Extra fiscal headroom resulting from higher inflation will not provide any space for tax cuts, according to a report by the Resolution Foundation. The report, released today, comes ahead of British Finance Minister Jeremy Hunt’s Autumn Statement on November 22. Hunt has faced pressure from members of his Conservative party to reduce taxes before the expected national election next year. However, the government has cited the aim of halving inflation and rising debt servicing costs as reasons for not being able to implement tax cuts.
The Resolution Foundation’s analysis indicates that higher tax receipts and lower borrowing, both due to sticky inflation, would increase Britain’s fiscal headroom by £13 billion ($16.09 billion).
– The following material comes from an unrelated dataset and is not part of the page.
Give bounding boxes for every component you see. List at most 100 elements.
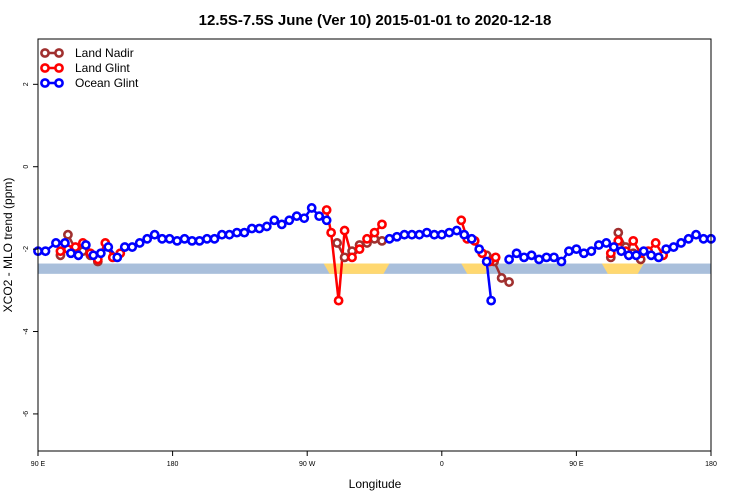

However, the report argues that this increase is based on “implausible” public spending plans. James Smith, research director at the Resolution Foundation, stated that this illusion of extra fiscal flexibility is founded on the idea that higher inflation will boost tax revenues without causing an increase in spending on public services.
The Bank of England predicts that Britain’s high inflation will only return to its 2% target by the end of 2025, approximately six months later than previously forecasted. This elevated inflation is already impacting public spending. The Resolution Foundation highlights that recently agreed public sector pay settlements would absorb the fiscal headroom, but government plans have not been adjusted to reflect this. The think tank also warns that public spending will need to increase beyond current projections in order to safeguard the budgets of certain ministries in real terms over the coming years.
James Smith emphasized that it is becoming increasingly evident that the spending plans outlined for after the next election will not be achievable. These findings call into question the feasibility of implementing significant tax cuts, as some members of the Conservative party have been advocating for. With the Autumn Statement just a few weeks away, all eyes will be on Finance Minister Jeremy Hunt as he presents the government’s fiscal update.